Here is what I wrote.
Once a bear was sleeping when suddenly he woke up. He heard a strange noise, so he hid under the covers. The next night he heard it again, so he hid in the closet. But the next night when he heard the noise, he looked outside and all he saw were some animals. The moral of this story is that when you are scared, see what you are scared of.

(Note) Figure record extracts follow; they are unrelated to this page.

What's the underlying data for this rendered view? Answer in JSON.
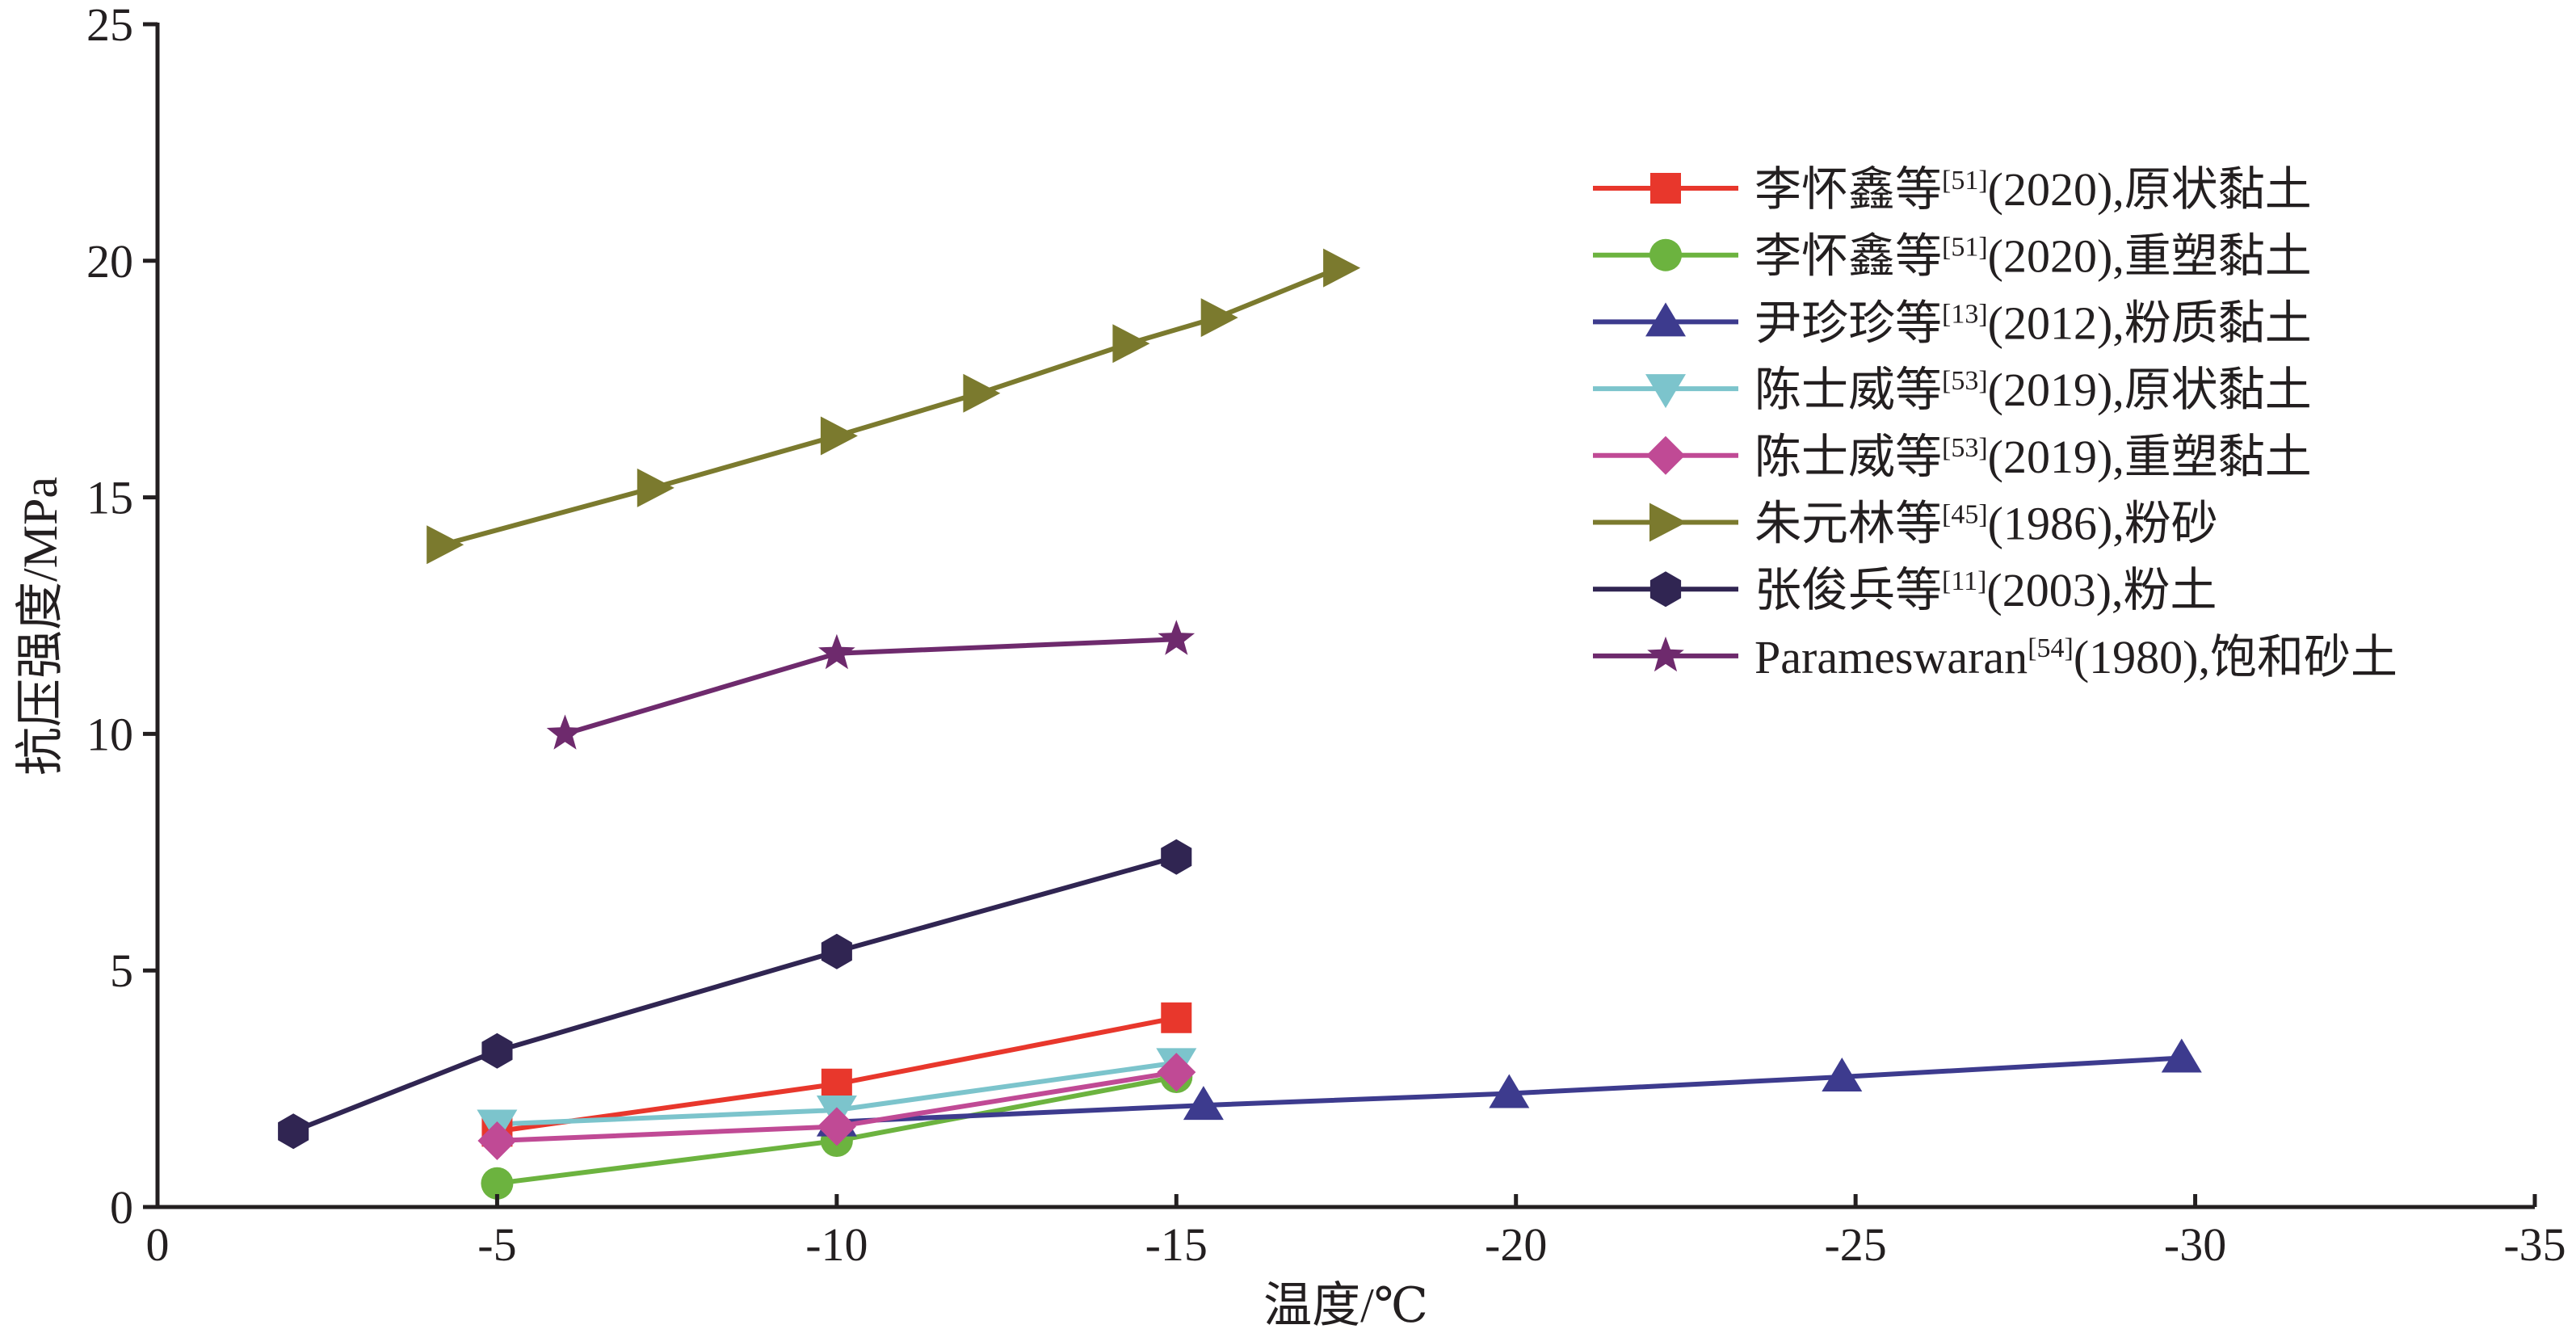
{
  "chart_data": {
    "type": "line",
    "xlabel": "温度/℃",
    "ylabel": "抗压强度/MPa",
    "xlim": [
      0,
      -35
    ],
    "ylim": [
      0,
      25
    ],
    "x_ticks": [
      0,
      -5,
      -10,
      -15,
      -20,
      -25,
      -30,
      -35
    ],
    "y_ticks": [
      0,
      5,
      10,
      15,
      20,
      25
    ],
    "x_tick_labels": [
      "0",
      "-5",
      "-10",
      "-15",
      "-20",
      "-25",
      "-30",
      "-35"
    ],
    "y_tick_labels": [
      "0",
      "5",
      "10",
      "15",
      "20",
      "25"
    ],
    "grid": false,
    "legend_position": "right",
    "series": [
      {
        "name_main": "李怀鑫等",
        "name_sup": "[51]",
        "name_rest": "(2020),原状黏土",
        "color": "#e8372c",
        "marker": "square",
        "x": [
          -5,
          -10,
          -15
        ],
        "y": [
          1.6,
          2.6,
          4.0
        ]
      },
      {
        "name_main": "李怀鑫等",
        "name_sup": "[51]",
        "name_rest": "(2020),重塑黏土",
        "color": "#6cb33f",
        "marker": "circle",
        "x": [
          -5,
          -10,
          -15
        ],
        "y": [
          0.5,
          1.4,
          2.75
        ]
      },
      {
        "name_main": "尹珍珍等",
        "name_sup": "[13]",
        "name_rest": "(2012),粉质黏土",
        "color": "#3d3b8e",
        "marker": "triangle-up",
        "x": [
          -10,
          -15.4,
          -19.9,
          -24.8,
          -29.8
        ],
        "y": [
          1.8,
          2.15,
          2.4,
          2.75,
          3.15
        ]
      },
      {
        "name_main": "陈士威等",
        "name_sup": "[53]",
        "name_rest": "(2019),原状黏土",
        "color": "#7cc4cc",
        "marker": "triangle-down",
        "x": [
          -5,
          -10,
          -15
        ],
        "y": [
          1.75,
          2.05,
          3.05
        ]
      },
      {
        "name_main": "陈士威等",
        "name_sup": "[53]",
        "name_rest": "(2019),重塑黏土",
        "color": "#c04a95",
        "marker": "diamond",
        "x": [
          -5,
          -10,
          -15
        ],
        "y": [
          1.4,
          1.7,
          2.85
        ]
      },
      {
        "name_main": "朱元林等",
        "name_sup": "[45]",
        "name_rest": "(1986),粉砂",
        "color": "#7b7a2e",
        "marker": "triangle-right",
        "x": [
          -4.2,
          -7.3,
          -10,
          -12.1,
          -14.3,
          -15.6,
          -17.4
        ],
        "y": [
          14.0,
          15.2,
          16.3,
          17.2,
          18.25,
          18.8,
          19.85
        ]
      },
      {
        "name_main": "张俊兵等",
        "name_sup": "[11]",
        "name_rest": "(2003),粉土",
        "color": "#302552",
        "marker": "hexagon",
        "x": [
          -2,
          -5,
          -10,
          -15
        ],
        "y": [
          1.6,
          3.3,
          5.4,
          7.4
        ]
      },
      {
        "name_main": "Parameswaran",
        "name_sup": "[54]",
        "name_rest": "(1980),饱和砂土",
        "color": "#6e2a6d",
        "marker": "star",
        "x": [
          -6,
          -10,
          -15
        ],
        "y": [
          10.0,
          11.7,
          12.0
        ]
      }
    ]
  }
}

At around the same time, my mother gave me a little cream-coloured book with blank pages. On the cover, in gold caps, it said AUTOGRAPHS, but on the endpapers Mum printed A book for Maggie to copy special things into – your own poems and stories perhaps. And that is what I did. I show that little book often when I go into schools because it contains the first poem I ever wrote, entitled “My Cat’s Washcloth.” I share that odd little poem with children all the time, but I don’t tend to tell them the story about the bear. I’m not sure why, because I like it a lot. I like the fact that I imagined my way into the time before the image. And I love that I came up with that moral, even though I spend a lot of time telling people not to impose morals on children’s stories.
The bear story speaks to me now, and I’m sharing it with you, because I am working at being more open, more myself, at letting others take what they will from that, instead of pouring energy into fashioning different selves for the various groups of people in my life. And it occurred to me that way back in grade two, I gave myself the perfect advice. “When you are scared see what you are scared of.” Apparently, I’ve had that wisdom for forty-five years, but it has taken me until now to pay attention.
I’m peeking out of the cave. Every time I hear a strange noise, though, I turn tail, and next thing I know I’m huddled in my closet or under my bed (or more accurately in front of the television or the refrigerator). I have to coax myself out again, a little closer to the mouth of the cave. What’s out there? What am I so afraid of? I have a hunch that I’m not afraid of what’s out there exactly; I fear the consequences of letting myself be seen, of stepping out into full view with no regard for who’s looking on. Yikes!
Side note: I’ve written another story about a bear. Fraser Bear: a Cub’s Life, illustrated by Renné Benoit, begins with two bear cubs in a cave with their mother. Until I started writing this post, it had not occurred to me that Fraser was my second bear story!